We’re All Alone In This Together surge de uma citação numa conversa entre o rapper londrino Dave e o compositor Hans Zimmer. O título do álbum facilmente remete para pensamentos acerca da dificuldade de persistir durante o período da pandemia: das questões de saúde mental e da depressão ao crescente desânimo que, no extremo, pode levar ao suicídio.
Entra-se no disco como dando entrada no começo de um filme, mais precisamente o documentário da actualidade do que é estar na pele de Dave e de como isto de estarmos sós, mas juntos, circula em torno da intensidade da sua relação com os fãs. Não é por acaso que o músico britânico registou a melhor semana de vendas no Reino Unido para um álbum rap desde 2010.
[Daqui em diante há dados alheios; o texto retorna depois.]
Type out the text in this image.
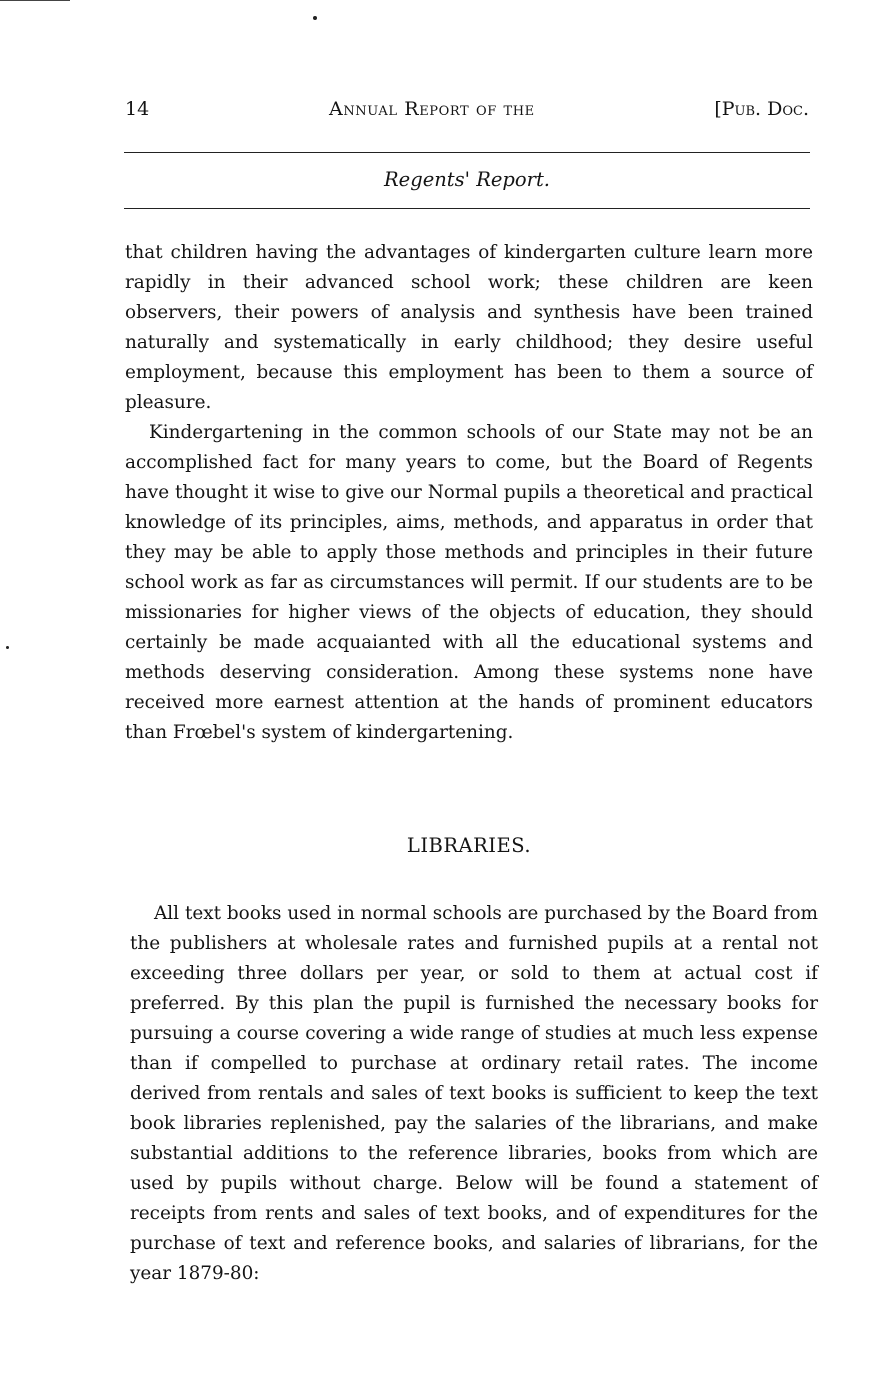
14	Annual Report of the	[Pub. Doc.
Regents' Report.

that children having the advantages of kindergarten culture learn more rapidly in their advanced school work; these children are keen observers, their powers of analysis and synthesis have been trained naturally and systematically in early childhood; they desire useful employment, because this employment has been to them a source of pleasure.

Kindergartening in the common schools of our State may not be an accomplished fact for many years to come, but the Board of Regents have thought it wise to give our Normal pupils a theoretical and practical knowledge of its principles, aims, methods, and apparatus in order that they may be able to apply those methods and principles in their future school work as far as circumstances will permit. If our students are to be missionaries for higher views of the objects of education, they should certainly be made acquaianted with all the educational systems and methods deserving consideration. Among these systems none have received more earnest attention at the hands of prominent educators than Frœbel's system of kindergartening.

LIBRARIES.

All text books used in normal schools are purchased by the Board from the publishers at wholesale rates and furnished pupils at a rental not exceeding three dollars per year, or sold to them at actual cost if preferred. By this plan the pupil is furnished the necessary books for pursuing a course covering a wide range of studies at much less expense than if compelled to purchase at ordinary retail rates. The income derived from rentals and sales of text books is sufficient to keep the text book libraries replenished, pay the salaries of the librarians, and make substantial additions to the reference libraries, books from which are used by pupils without charge. Below will be found a statement of receipts from rents and sales of text books, and of expenditures for the purchase of text and reference books, and salaries of librarians, for the year 1879-80:
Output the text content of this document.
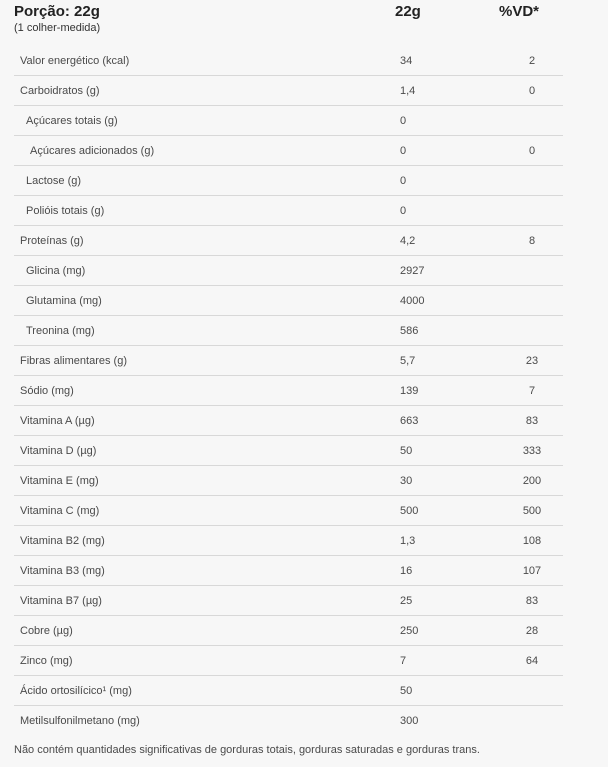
Porção: 22g
(1 colher-medida)
22g	%VD*
Valor energético (kcal)	34	2
Carboidratos (g)	1,4	0
Açúcares totais (g)	0
Açúcares adicionados (g)	0	0
Lactose (g)	0
Polióis totais (g)	0
Proteínas (g)	4,2	8
Glicina (mg)	2927
Glutamina (mg)	4000
Treonina (mg)	586
Fibras alimentares (g)	5,7	23
Sódio (mg)	139	7
Vitamina A (µg)	663	83
Vitamina D (µg)	50	333
Vitamina E (mg)	30	200
Vitamina C (mg)	500	500
Vitamina B2 (mg)	1,3	108
Vitamina B3 (mg)	16	107
Vitamina B7 (µg)	25	83
Cobre (µg)	250	28
Zinco (mg)	7	64
Ácido ortosilícico¹ (mg)	50
Metilsulfonilmetano (mg)	300
Não contém quantidades significativas de gorduras totais, gorduras saturadas e gorduras trans.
Este trabalho é a norma, a estética que confirma aquilo que já se presenciava no seu disco de estreia Psychodrama: ouvimos um músico com uma noção elevada de si, de um poder de observação transcrito para temas ricos em figuras de estilo, com jargão e cadência que reforça cada palavra final verso-a-verso, uma das características definidoras da cena britânica.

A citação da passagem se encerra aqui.